SPECHTEL – SPEZIAL TÜRKEI

Das allabendliche Treffen mit

dem himmlischen Götterboten


               vom 22. – 28. Januar 2001

Etwas Glück

und eine schnelle Entscheidung führen mich im Januar zu einem unverhofften Aufenthalt in der Türkei. Eigentlich ist es ein Seminar des Arbeitgebers, aber selbstverständlich die Chance zu einem fast kostenlosen Spechtelurlaub der besonderen Art.

Wie der Zufall es will, fällt der Flug nach Antalya in die Woche der Merkursichtbarkeit im Frühjahr 2001. In der Zeit der Reise vom 22. bis 28. Januar steht Merkur am frühen Abendhimmel, kurz nachdem die Sonne hinter den Bergen des Taurus-Gebirges untergeht.

Und tatsächlich: Was ich am ersten Aufenthalts-Tag noch für unmöglich halte, ist tatsächlich der kleine flinke Planet, der in den tiefroten Dämmerungsschichten flackert! Doch mit jedem weiteren Abend gewinnt er größeren Abstand zur Sonne, und  Bilder ( Veröffentlichung hier in Kürze! ) zeigen die 2 Tage vor Erreichen des größten Winkelabstandes zur Sonne. Dazu gesellt sich auch noch die Sichel des zunehmenden Mondes.

Nicht zu übersehen

ist der Nachbarplanet Venus, der gemütlich auf seine untere Konjunktion zusteuert. Diese wird allerdings erst am 31. März erreicht.

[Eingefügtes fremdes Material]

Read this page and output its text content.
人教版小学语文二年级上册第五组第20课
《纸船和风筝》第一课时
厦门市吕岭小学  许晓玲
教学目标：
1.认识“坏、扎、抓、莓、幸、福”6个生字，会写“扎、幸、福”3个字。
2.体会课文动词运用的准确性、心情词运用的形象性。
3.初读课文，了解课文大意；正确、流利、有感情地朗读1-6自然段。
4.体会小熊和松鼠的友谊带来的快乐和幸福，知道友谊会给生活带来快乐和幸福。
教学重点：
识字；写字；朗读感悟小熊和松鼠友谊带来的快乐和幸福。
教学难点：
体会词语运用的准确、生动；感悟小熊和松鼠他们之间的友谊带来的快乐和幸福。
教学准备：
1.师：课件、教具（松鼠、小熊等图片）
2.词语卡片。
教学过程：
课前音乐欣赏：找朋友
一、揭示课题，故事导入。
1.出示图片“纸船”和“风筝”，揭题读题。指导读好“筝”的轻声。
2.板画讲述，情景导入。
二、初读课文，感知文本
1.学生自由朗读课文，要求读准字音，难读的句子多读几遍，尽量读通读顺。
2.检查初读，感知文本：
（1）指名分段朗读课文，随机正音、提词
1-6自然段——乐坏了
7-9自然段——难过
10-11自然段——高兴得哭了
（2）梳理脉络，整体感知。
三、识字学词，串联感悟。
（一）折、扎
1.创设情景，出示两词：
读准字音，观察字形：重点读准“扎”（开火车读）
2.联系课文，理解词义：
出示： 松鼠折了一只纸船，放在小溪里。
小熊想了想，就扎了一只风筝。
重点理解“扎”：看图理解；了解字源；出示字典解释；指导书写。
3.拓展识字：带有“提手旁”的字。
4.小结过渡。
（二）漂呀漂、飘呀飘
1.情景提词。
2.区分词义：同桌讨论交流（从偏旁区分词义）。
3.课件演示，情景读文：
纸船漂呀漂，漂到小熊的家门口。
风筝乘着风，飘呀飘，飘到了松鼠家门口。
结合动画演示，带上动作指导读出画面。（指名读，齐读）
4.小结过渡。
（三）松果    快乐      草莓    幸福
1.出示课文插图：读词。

Wie eine dicke Spinne klebt der –4,5mag helle Wandelstern am Himmel über der türkischen Riviera. Auf den 20mm Aufnahmen scheinen Mond und Venus sogar fast gleich gross.

Etwas überraschend

ist das anhaltend gute Wetter schon. Kein Vergleich zum Trübsal in Deutschland, erst recht für diese Jahreszeit. Tagsüber ist der Himmel hier stets unbewölkt bei 20°C und einem lauen Lüftchen. Nach Sonnenuntergang ziehen vom Meer Schleierwolken auf, die Sternfeldaufnahmen zunächst unmöglich machen. Aber an diesem 26. Januar ist der Abendhimmel auch für Belek mit den Daten 36.8500N, 31.0670E zur Sternfeldfotografie tauglich.

Ein Großhotel

grenzt hier an das nächste. Und aus Sicherheitsgründen sind die Anlagen die ganze Nacht beleuchtet. Verrückte Situation, ein an sich klarer Himmel mit erkennbarer Milchstrasse, aber das Fremdlicht am Boden zerstört die Stimmung . Ausgerechnet in der Türkei, und nicht in der Heimat sehe ich den Beweis, dass es Merkur tatsächlich gibt. Fast jeden Tag ist es möglich gewesen, den kleinen Flinken zu beobachten. Zur gleichen Zeit muss Deutschland einige Schneeschauer über sich ergehen lassen. Deshalb sind all’ diese Bilder ein Souvenir der besonderen Art aus dem Land der Moscheen.

Bei 300 Sonnentagen ist es ein leichtes, fast alle Konstellationen des Jahres zu sehen. Ich freue mich auf ein Wiedersehen mit einem gastfreundlichem Land, dass neben klarem Himmel auch noch eine ganze Menge anderer landestypischer Schönheit zu bieten hat. Und wer weiss, vielleicht wird es ein Ziel zur TSE 2006?